Vous êtes peut-être un peu sévère : la présence africaine ne passe pas que par l’histoire sociale dans le troisième film, même s’il nous paraissait fondamental de bien repréciser les conditions qui ont entouré la venue de travailleurs migrants africains en France à partir des années 60. Cela nous permet de mieux comprendre la situation actuelle et de réfléchir aux enjeux à venir. C’est vrai que des artistes et intellectuels venus de la diaspora africaine se sont exprimés de manière très importante et ont commencé à avoir un écho plus large dans les médias nationaux à partir des années 80, d’ailleurs deux écrivains contemporains très différents mais qui sont populaires sont présent dans nos films, Gaston Kelman et Alain Mabanckou.
Quel impact pourra avoir la série ? (différentes télévisions, dvd, etc.) Et, en définitive, quels objectifs poursuiviez-vous ?

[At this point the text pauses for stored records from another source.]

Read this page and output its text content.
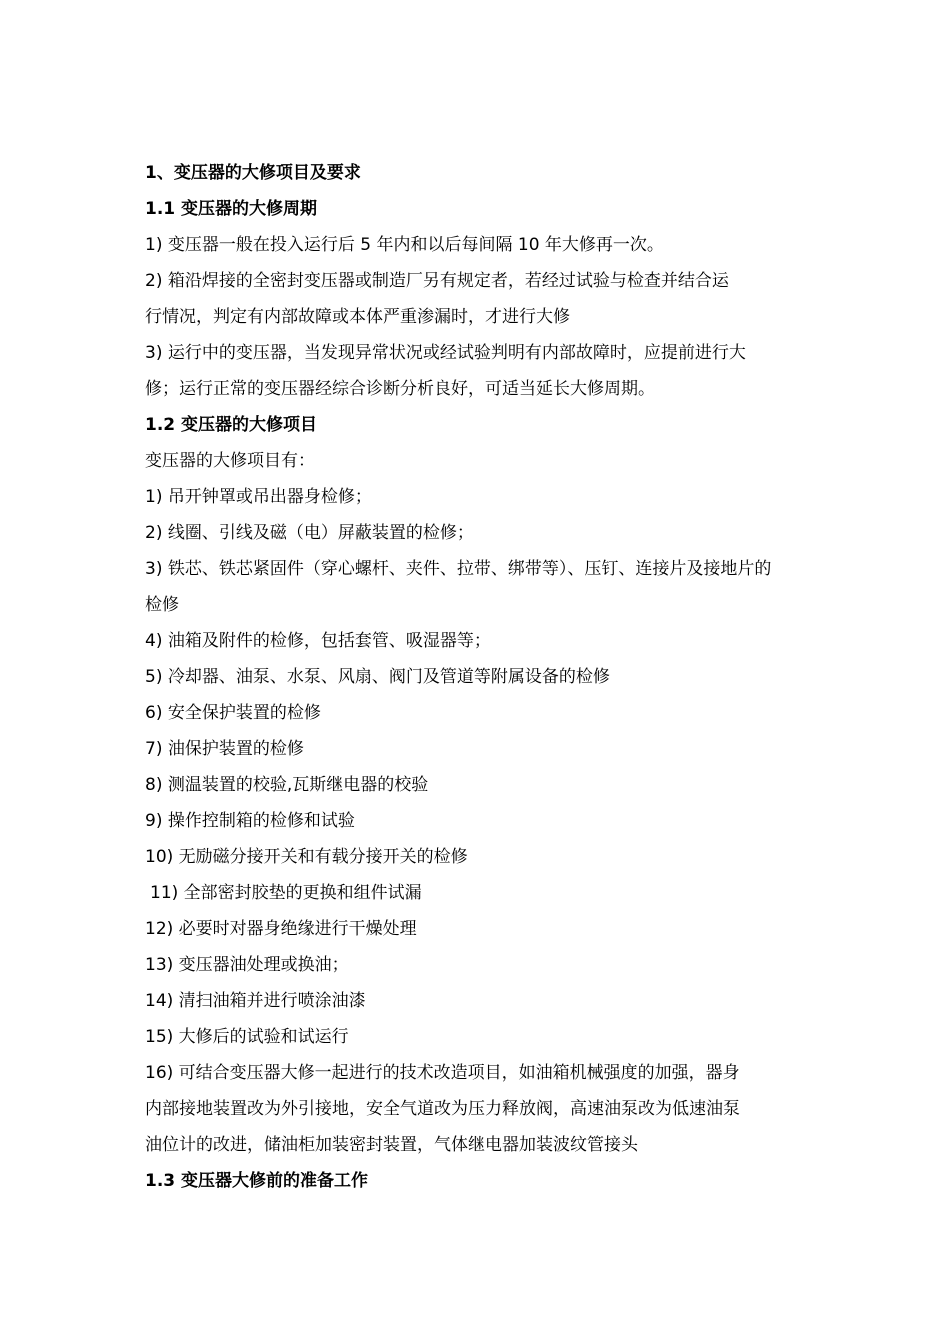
1、变压器的大修项目及要求
1.1 变压器的大修周期
1) 变压器一般在投入运行后 5 年内和以后每间隔 10 年大修再一次。
2) 箱沿焊接的全密封变压器或制造厂另有规定者，若经过试验与检查并结合运
行情况，判定有内部故障或本体严重渗漏时，才进行大修
3) 运行中的变压器，当发现异常状况或经试验判明有内部故障时，应提前进行大
修；运行正常的变压器经综合诊断分析良好，可适当延长大修周期。
1.2 变压器的大修项目
变压器的大修项目有：
1) 吊开钟罩或吊出器身检修；
2) 线圈、引线及磁（电）屏蔽装置的检修；
3) 铁芯、铁芯紧固件（穿心螺杆、夹件、拉带、绑带等）、压钉、连接片及接地片的
检修
4) 油箱及附件的检修，包括套管、吸湿器等；
5) 冷却器、油泵、水泵、风扇、阀门及管道等附属设备的检修
6) 安全保护装置的检修
7) 油保护装置的检修
8) 测温装置的校验,瓦斯继电器的校验
9) 操作控制箱的检修和试验
10) 无励磁分接开关和有载分接开关的检修
11) 全部密封胶垫的更换和组件试漏
12) 必要时对器身绝缘进行干燥处理
13) 变压器油处理或换油；
14) 清扫油箱并进行喷涂油漆
15) 大修后的试验和试运行
16) 可结合变压器大修一起进行的技术改造项目，如油箱机械强度的加强，器身
内部接地装置改为外引接地，安全气道改为压力释放阀，高速油泵改为低速油泵
油位计的改进，储油柜加装密封装置，气体继电器加装波纹管接头
1.3 变压器大修前的准备工作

C’est toujours délicat pour un réalisateur de préjuger de l’impact que pourra avoir son travail. Maintenant que ce travail est fait, il ne nous appartient plus et j’espère que les spectateurs vont se l’approprier. Le fait que l’histoire afro-antillaise de France ait été largement occultée pendant si longtemps est certainement une des raisons pour lesquelles la colère s’est installée chez de nombreux Noirs de France. Je crois que nous traversons une période sans précédents d’ouverture et de durcissement. Des millions de Français noirs et métis participent à la construction d’une nouvelle identité française, dynamique, tournée vers l’avenir, et au même moment, le rejet de l’Autre et la tentation des replis identitaires et sont bel et bien présents. J’espère que notre travail contribue à panser certaines des blessures du passé et propose des outils de réflexion et d’analyse qui nous permettront de mieux affronter ensemble notre futur commun.